2016-02-05

Feminine principle

Is this about feminism?  I don't know.

I don't like to be political.  It comes from having been brought up in science fiction and we only moved to reality when I was fifteen.  When you've sat up late at night arguing with two land squid and a talking metal box about whether the souls of extinct nihilist cacti should be allowed to marry...  well any minor differences of colour, gender or political persuasion begin to look irrelevant.

This definitely does come from challenging the idea that mechanical men should automatically be assumed to be, err, men.  Even the word "android" is inherently masculine.  "Gynoid" is the feminine equivalent and you don't hear that a lot.  "Homonoid" should probably be the correct term, but then there's "hominid".  Androids probably are hominids, which will freak the palaeontologists...

And don't get me started on the bias in assuming robots should be shaped like people—I mean it's barely true in the real world anyway.  You don't see many industrial robots in sit-down strikes.

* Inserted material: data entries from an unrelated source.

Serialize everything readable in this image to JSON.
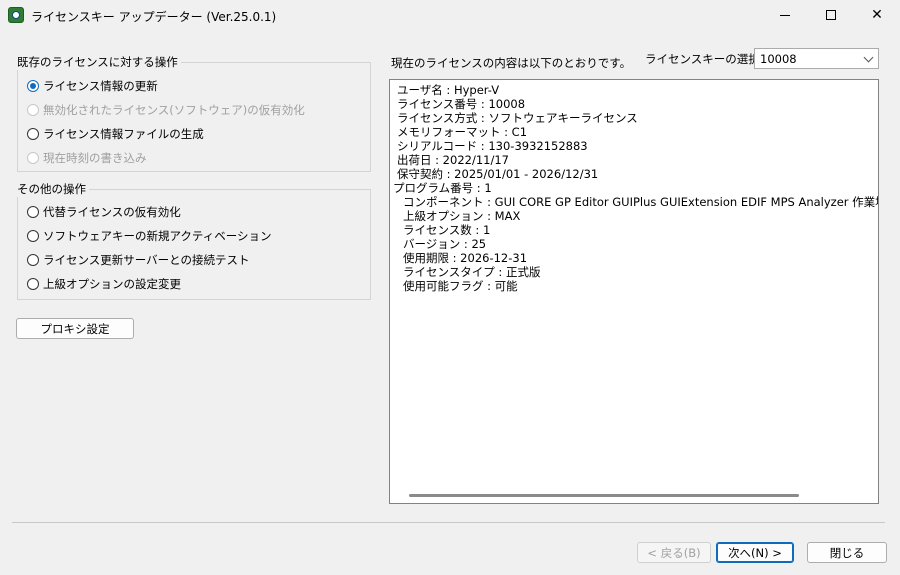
{
  "window": {
    "title": "ライセンスキー アップデーター (Ver.25.0.1)"
  },
  "existing_ops": {
    "title": "既存のライセンスに対する操作",
    "options": [
      {
        "label": "ライセンス情報の更新",
        "checked": true,
        "disabled": false
      },
      {
        "label": "無効化されたライセンス(ソフトウェア)の仮有効化",
        "checked": false,
        "disabled": true
      },
      {
        "label": "ライセンス情報ファイルの生成",
        "checked": false,
        "disabled": false
      },
      {
        "label": "現在時刻の書き込み",
        "checked": false,
        "disabled": true
      }
    ]
  },
  "other_ops": {
    "title": "その他の操作",
    "options": [
      {
        "label": "代替ライセンスの仮有効化",
        "checked": false,
        "disabled": false
      },
      {
        "label": "ソフトウェアキーの新規アクティベーション",
        "checked": false,
        "disabled": false
      },
      {
        "label": "ライセンス更新サーバーとの接続テスト",
        "checked": false,
        "disabled": false
      },
      {
        "label": "上級オプションの設定変更",
        "checked": false,
        "disabled": false
      }
    ]
  },
  "proxy_button": "プロキシ設定",
  "info_header": "現在のライセンスの内容は以下のとおりです。",
  "key_select": {
    "label": "ライセンスキーの選択",
    "value": "10008"
  },
  "license_info": {
    "lines": [
      "ユーザ名 : Hyper-V",
      "ライセンス番号 : 10008",
      "ライセンス方式 : ソフトウェアキーライセンス",
      "メモリフォーマット : C1",
      "シリアルコード : 130-3932152883",
      "出荷日 : 2022/11/17",
      "保守契約 : 2025/01/01 - 2026/12/31",
      "プログラム番号 : 1",
      "コンポーネント : GUI  CORE  GP  Editor  GUIPlus  GUIExtension  EDIF  MPS  Analyzer  作業場  AutoCalib",
      "上級オプション : MAX",
      "ライセンス数 : 1",
      "バージョン : 25",
      "使用期限 : 2026-12-31",
      "ライセンスタイプ : 正式版",
      "使用可能フラグ : 可能"
    ]
  },
  "footer": {
    "back": "< 戻る(B)",
    "next": "次へ(N) >",
    "close": "閉じる"
  },
  "colors": {
    "accent": "#0f6cbd",
    "window_bg": "#f0f0f0"
  }
}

Anyway, is this feminist?  I don't know.  Interpretation is, as ever, left as an exercise for the reader.








Feminine principle

Victoria builds a woman not from ribs.  Sugar, spice :
these also do not feature, this is a different creature...

If you have seen those sexy chromium androids,
drawn by that one guy from Japan.  Gynoids, I should say,
they're not right either, but one might do
as a starting point, although it needs some work.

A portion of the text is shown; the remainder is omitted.